自进化视觉提问器

摘要

视觉-语言模型（VLMs）通常被训练为被动的回答者，而其主动提出多样化、非平凡、以视觉为中心且基于场景的问题的能力仍未被充分探索。现有视觉提问器的性能受限于高质量训练数据的可用性或整理这些数据的成本。我们证明，VLM可以在无需任何外部监督的情况下，持续自我提升为视觉提问器。我们提出了一种自演进框架，该框架利用VLM自身同时作为提议器和过滤器，生成更具挑战性、信息更丰富且以视觉为中心的问题，同时维持其探索多样性以避免训练崩溃。这些问题随后被用于训练VLM的提问器模式和回答器模式。为评估提问器，我们引入了一种智能体协议，从感知、推理和多样性维度评估问题。在多种骨干VLM上的实验表明，我们的方法显著提升了自主问题生成的质量，并大幅扩展了其难度边界。在相同预算下，我们的自监督比在静态源数据上训练更为有效。
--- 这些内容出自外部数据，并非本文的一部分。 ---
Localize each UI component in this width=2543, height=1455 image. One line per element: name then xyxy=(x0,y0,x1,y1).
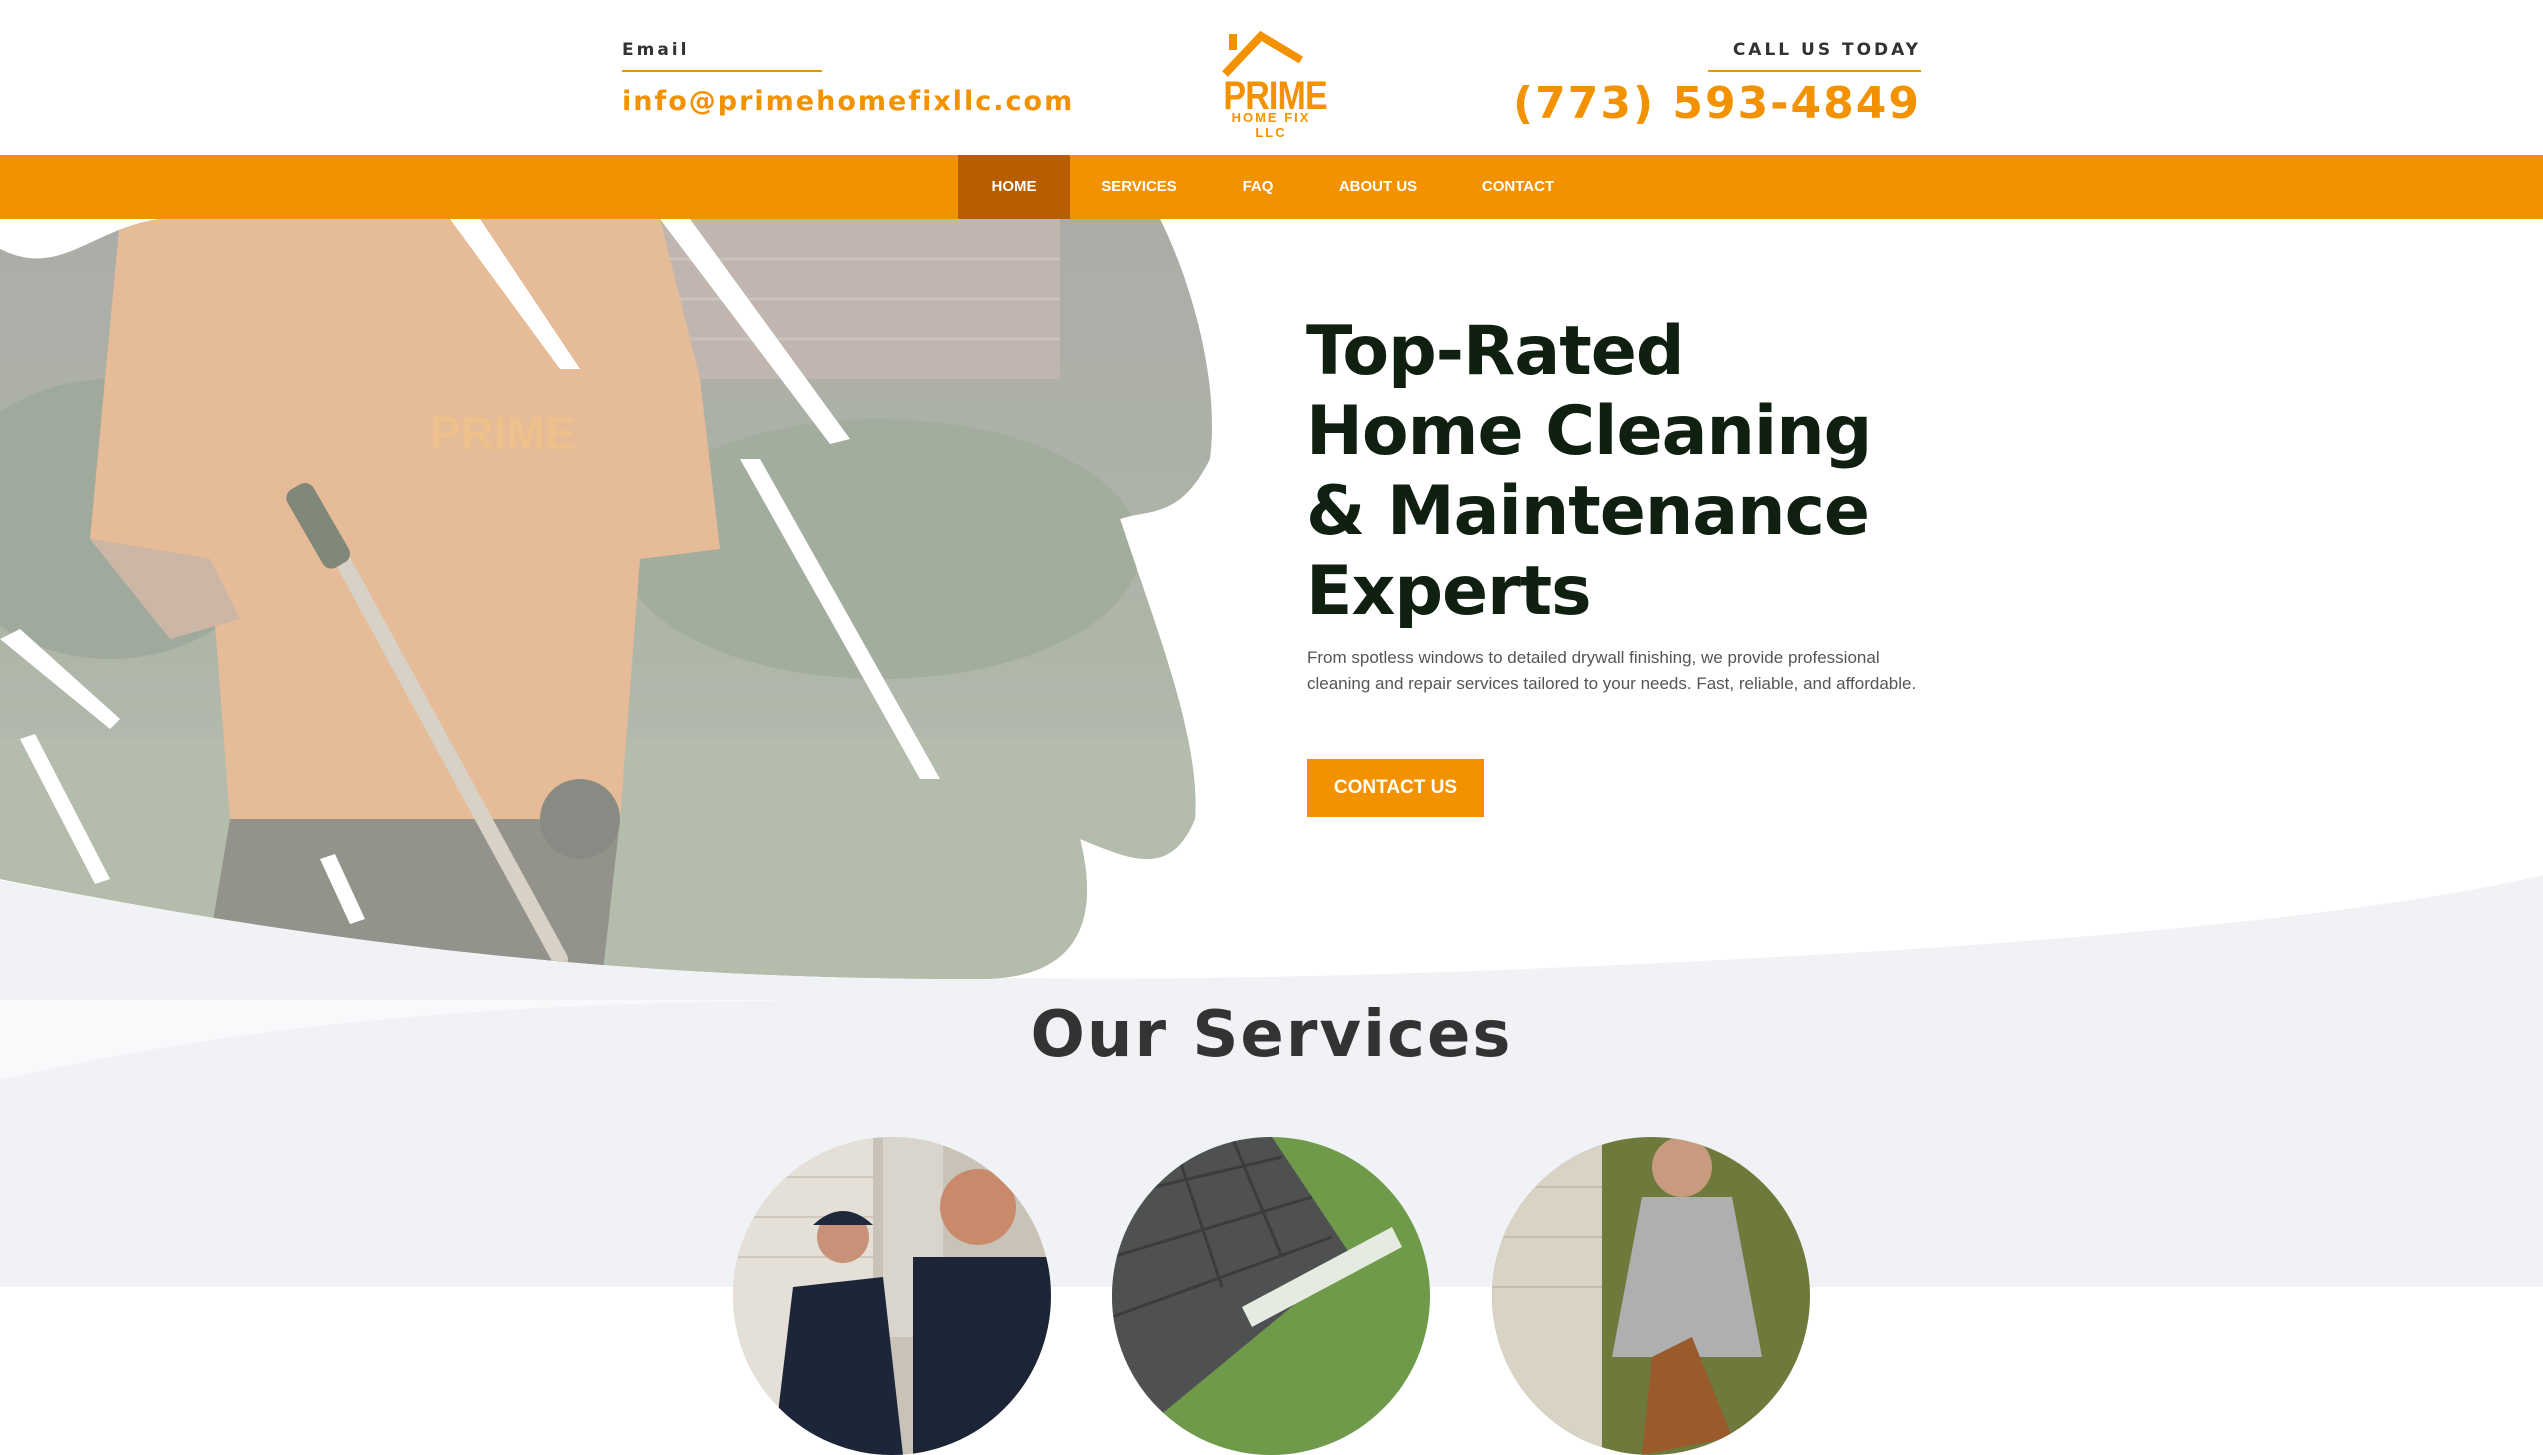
site-logo[interactable]: PRIME HOME FIX LLC xyxy=(1215,30,1328,140)
service-card-image-2[interactable] xyxy=(1112,1137,1430,1455)
services-title: Our Services xyxy=(1030,998,1513,1072)
hero-photo: PRIME xyxy=(0,219,1212,979)
phone-block: CALL US TODAY (773) 593-4849 xyxy=(1513,40,1921,129)
house-roof-icon xyxy=(1222,30,1304,77)
nav-item-faq[interactable]: FAQ xyxy=(1208,155,1308,219)
phone-link[interactable]: (773) 593-4849 xyxy=(1513,78,1921,129)
roof-gutter-photo xyxy=(1112,1137,1430,1455)
nav-item-services[interactable]: SERVICES xyxy=(1070,155,1208,219)
workers-photo xyxy=(733,1137,1051,1455)
email-block: Email info@primehomefixllc.com xyxy=(622,40,1074,117)
divider xyxy=(622,70,822,72)
hero-title: Top-Rated Home Cleaning & Maintenance Ex… xyxy=(1306,312,1872,631)
lawn-worker-photo xyxy=(1492,1137,1810,1455)
nav-item-home[interactable]: HOME xyxy=(958,155,1070,219)
divider xyxy=(1708,70,1921,72)
hero-description: From spotless windows to detailed drywal… xyxy=(1307,648,1917,693)
logo-subline: HOME FIX LLC xyxy=(1231,110,1311,140)
site-header: Email info@primehomefixllc.com PRIME HOM… xyxy=(0,0,2543,155)
email-link[interactable]: info@primehomefixllc.com xyxy=(622,86,1074,117)
nav-item-about-us[interactable]: ABOUT US xyxy=(1308,155,1448,219)
service-card-image-3[interactable] xyxy=(1492,1137,1810,1455)
main-nav: HOME SERVICES FAQ ABOUT US CONTACT xyxy=(0,155,2543,219)
contact-us-button[interactable]: CONTACT US xyxy=(1307,759,1484,817)
nav-item-contact[interactable]: CONTACT xyxy=(1448,155,1588,219)
phone-label: CALL US TODAY xyxy=(1732,40,1921,60)
email-label: Email xyxy=(622,40,690,60)
service-card-image-1[interactable] xyxy=(733,1137,1051,1455)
此外，自演进提问器仍能保持为具有竞争力甚至更优的回答器。

English

Vision-language models (VLMs) are typically trained as passive answerers, while their ability to actively ask diverse, non-trivial, visual-centric and grounded questions remains underexplored. Existing visual questioners' performance is bottlenecked by the availability of high-quality training data or the cost of curating them. We show that a VLM can continuously improve itself as a visual questioner without any external supervision. We propose a self-evolving framework that uses a VLM itself as both a proposer and a filter to produce harder, more informative, and visual-centric questions, while maintaining their exploration diversity to avoid training collapse. These questions are then used to train the VLM in both questioner and answerer modes. To evaluate the questioner, we introduce an agentic protocol that assesses questions along perception, reasoning, and diversity dimensions. Experiments across various backbone VLMs show that our method substantially enhances the quality and substantially expands the difficulty boundary of autonomous question generation. Under the same budget, our self-supervision is more effective than training on the static source data. Moreover, the self-evolving questioner remains a competitive or even better answerer.